Se aleja, y yo siento que el suelo se hunde bajo mis pies.

Lena me toma la mano por debajo de la mesa.

—¿Eso acaba de pasar o estoy loca?

Mi estómago se revuelve.

—No lo sé.

—Él… no te vio al principio.

Asiento, incapaz de hablar.

—Pero luego sí lo hizo. Como si su cerebro tardara en procesarlo. Como si…

Lena se interrumpe, y veo el momento exacto en que su rostro palidece.

—Como si tu existencia estuviera fallando —susurra.

La llamada que nunca debí hacer

Estoy perdiendo la batalla.

Lo siento en la forma en que la gente me mira… o no me mira. Lo noto en la manera en que, por un instante, parezco invisible.

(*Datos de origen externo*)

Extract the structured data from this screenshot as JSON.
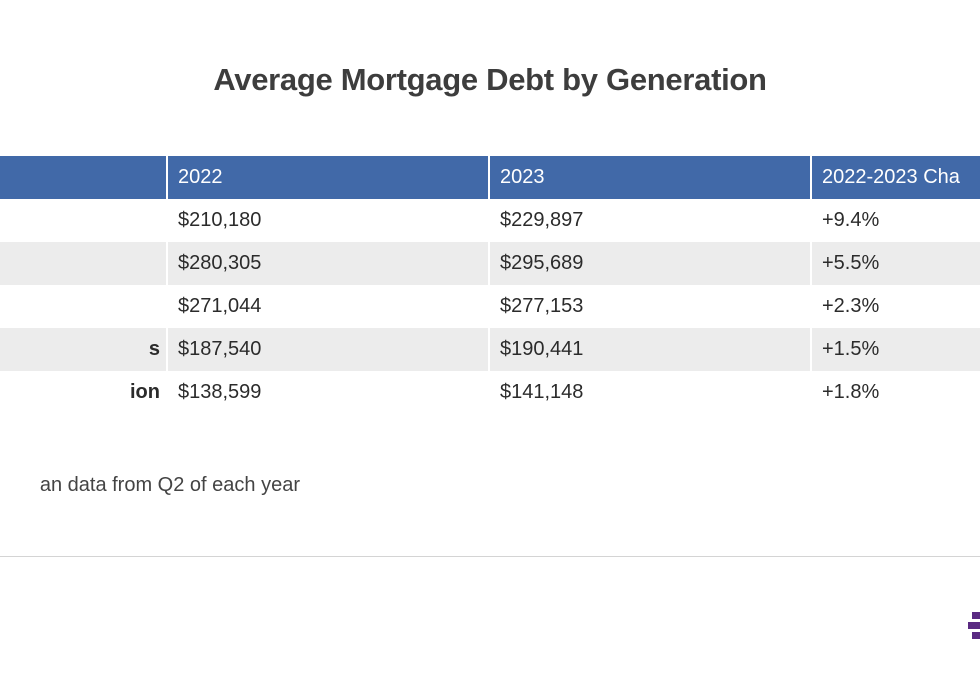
{
  "chart_data": {
    "type": "table",
    "title": "Average Mortgage Debt by Generation",
    "columns": [
      "",
      "2022",
      "2023",
      "2022-2023 Cha"
    ],
    "rows": [
      {
        "label": "",
        "values": [
          "$210,180",
          "$229,897",
          "+9.4%"
        ]
      },
      {
        "label": "",
        "values": [
          "$280,305",
          "$295,689",
          "+5.5%"
        ]
      },
      {
        "label": "",
        "values": [
          "$271,044",
          "$277,153",
          "+2.3%"
        ]
      },
      {
        "label": "s",
        "values": [
          "$187,540",
          "$190,441",
          "+1.5%"
        ]
      },
      {
        "label": "ion",
        "values": [
          "$138,599",
          "$141,148",
          "+1.8%"
        ]
      }
    ],
    "note": "an data from Q2 of each year"
  },
  "colors": {
    "header_bg": "#4169a8",
    "stripe": "#ececec",
    "logo": "#5a2a82"
  },
  "logo": {
    "icon": "brand-logo-icon"
  }
}
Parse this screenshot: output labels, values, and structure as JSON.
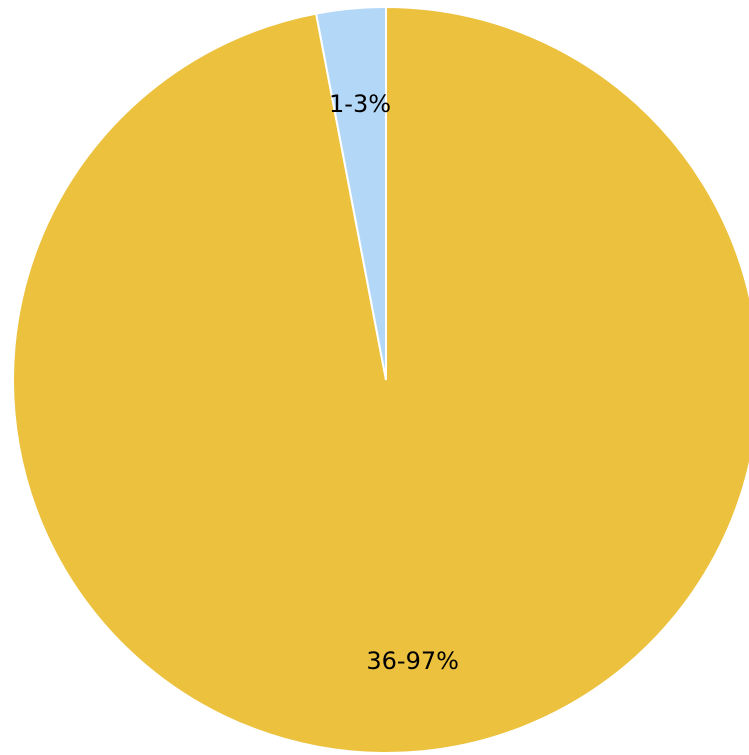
{
  "chart_data": {
    "type": "pie",
    "title": "",
    "slices": [
      {
        "label": "36-97%",
        "category": "36",
        "value": 97,
        "color": "#EBC13E"
      },
      {
        "label": "1-3%",
        "category": "1",
        "value": 3,
        "color": "#B3D8F7"
      }
    ],
    "start_angle_deg": 0,
    "direction": "clockwise",
    "legend": "none"
  }
}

Y necesito saber hasta dónde llega esto.

Así que hago lo que juré que no haría.

Lena y yo estamos de vuelta en su departamento cuando tomo su teléfono y marco un número que conozco de memoria.

Suena tres veces antes de que alguien conteste.

—¿Hola?

La voz de mi madre.

Un golpe en el pecho.

Tomo aire.

—Mamá —mi voz se rompe en la última sílaba.

Silencio.

—¿Quién habla?

Un puñetazo en el estómago.

Trago saliva.

—Mamá, soy yo… Elías.

Otro silencio.

Y luego, su risa nerviosa.

—Debe ser un error. No tengo ningún hijo llamado Elías.

El teléfono resbala de mi mano.

Las palabras se clavan en mi piel, en mis huesos, en lo más profundo de mi ser.

No.

Esto no está pasando.

—Elías… —Lena se acerca, con los ojos llenos de preocupación.

No puedo respirar.

Mi madre.

Mi propia madre.

No sabe quién soy.

La certeza del fin

Lena me abraza.

No sé cuánto tiempo pasa. No sé si estoy temblando o si es ella.

Solo sé que ya no hay dudas.

No es un simple olvido. No es solo un error en la memoria de los demás.

Mi existencia está desvaneciéndose.

Primero fueron mis documentos, mi nombre en los registros, mi pasado tangible.

Luego, la gente empezó a tardar en notar que estoy aquí.

Ahora, mi propia madre me ha borrado de su vida.

¿Qué sigue?

¿Cuándo será el día en que Lena despierte y ya no quede nada de mí en su mente?

Cuando la abracé esta mañana, aún olía a mi piel.

Cuando me besó anoche, aún sintió mi sabor.

Pero, ¿cuánto más podrá recordarme?

Lena se aparta y me mira fijamente.

—Vamos a encontrar la forma de detener esto —dice con una convicción que me duele.

Porque sé que no puede prometerlo.

Porque sé que cada segundo cuenta.

Y porque el miedo ya ha echado raíces en mi pecho.

El día en que Lena me olvide…

Ese será el día en que habré desaparecido para siempre.